Diagnostic imaging costs $100 billion annually. These healthcare costs are expected to increase in the coming decade as the national population ages and the pool of insured patients increases. The size and growth of these costs concern policy makers, payers, and society alike. The use of advanced imaging for PE has increased 27 fold in recent years, and this sharp escalation has the potential to expose patients to unnecessary procedures, tests, and risks due to incidental findings. Although radiologists do not order most radiology exams, these physicians are the target of criticism about the rising costs and possible overuse of radiology services. The healthcare industry has called upon radiologists to manage the potential overuse of advanced imaging and to take the lead on investigating best practices for the optimal use of advanced imaging. The ideal sources of information for imaging utilization guidelines are randomized, controlled imaging clinical trials. However, these trials are cost and time intensive, exceedingly difficult to conduct, and typically use narrow patient-inclusion criteria, making it challenging to generalize the results to broader clinical situations. Alternative sources of reliable evidence, such as observational or retrospective studies, have been lacking. The widespread adoption of electronic medical records (EMRs) and the increasing availability of computational methods to process vast amounts of unstructured information now make it possible to learn directly from practice-based evidence. We propose that ?big data? clinical repositories, including radiology reports, can lend themselves to a treasure trove of point-of-care, relevant, actionable data that can be used in an innovative and cost-sensitive approach to evaluate the appropriate use of medical imaging.
We aim to create a predictive model that leverages real-time EMR clinical data from top national medical centers to arrive at a patient-specific imaging outcome prediction. We recognize that clinicians have to make on-the-spot medical imaging-ordering decisions and they generally do not comply with existing clinical decision support rules. Our study aims to provide clinicians with a tool that can leverage aggregate patient data for medical imaging decision making at the point of care. The overarching approach of this study is to utilize scalable methodology that can be widely applied to leverage EMR data to predict the outcome of a several other high-cost, low-yield imaging tests. This proposal has the potential to better inform advanced imaging in the learning healthcare system of the future and reduce unnecessary imaging examinations and healthcare costs.

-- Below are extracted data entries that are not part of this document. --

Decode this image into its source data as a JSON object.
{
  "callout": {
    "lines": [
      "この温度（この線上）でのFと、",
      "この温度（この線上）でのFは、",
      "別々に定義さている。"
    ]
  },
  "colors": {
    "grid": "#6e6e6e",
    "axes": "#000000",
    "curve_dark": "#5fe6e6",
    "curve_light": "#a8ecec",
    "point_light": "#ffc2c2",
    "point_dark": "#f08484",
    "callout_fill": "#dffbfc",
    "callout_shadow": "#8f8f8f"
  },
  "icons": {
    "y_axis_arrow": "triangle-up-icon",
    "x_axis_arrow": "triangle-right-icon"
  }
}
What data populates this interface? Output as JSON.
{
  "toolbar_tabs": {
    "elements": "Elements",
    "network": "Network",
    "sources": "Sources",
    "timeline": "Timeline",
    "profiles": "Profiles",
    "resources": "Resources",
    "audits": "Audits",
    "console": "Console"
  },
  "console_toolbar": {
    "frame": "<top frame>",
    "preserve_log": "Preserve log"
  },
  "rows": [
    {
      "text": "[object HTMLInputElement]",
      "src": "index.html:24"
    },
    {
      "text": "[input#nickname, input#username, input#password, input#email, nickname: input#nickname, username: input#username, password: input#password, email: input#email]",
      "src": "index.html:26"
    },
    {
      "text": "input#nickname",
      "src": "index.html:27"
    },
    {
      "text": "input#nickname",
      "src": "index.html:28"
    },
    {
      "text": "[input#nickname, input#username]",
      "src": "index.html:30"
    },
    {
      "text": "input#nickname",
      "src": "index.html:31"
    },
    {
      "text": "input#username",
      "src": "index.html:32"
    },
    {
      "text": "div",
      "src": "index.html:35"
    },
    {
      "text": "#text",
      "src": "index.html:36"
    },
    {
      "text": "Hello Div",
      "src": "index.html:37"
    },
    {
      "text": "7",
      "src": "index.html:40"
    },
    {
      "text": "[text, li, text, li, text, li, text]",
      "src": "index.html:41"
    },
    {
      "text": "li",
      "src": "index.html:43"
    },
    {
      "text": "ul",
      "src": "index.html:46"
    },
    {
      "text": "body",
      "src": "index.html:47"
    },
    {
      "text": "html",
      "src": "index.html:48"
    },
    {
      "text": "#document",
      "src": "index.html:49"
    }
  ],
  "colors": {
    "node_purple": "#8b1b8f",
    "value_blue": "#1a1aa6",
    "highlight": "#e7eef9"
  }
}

Imaging costs make up a significant proportion of health care expenditures and cause concern among policy makers, insurers, and patients alike; the inappropriate use of imaging technology is in part a result of imperfect risk models for imaging clinical decision support tools. Current risk models are often irrelevant to patients and as such, clinicians do not always heed to these recommendations, which in turn leads to unnecessary treatments and increased costs. We propose to create a precision health predictive model that leverages real-time electronic medical record data to arrive at a patient-specific imaging prediction in order to enhance imaging decision making at the point of care and optimize advanced image utilization.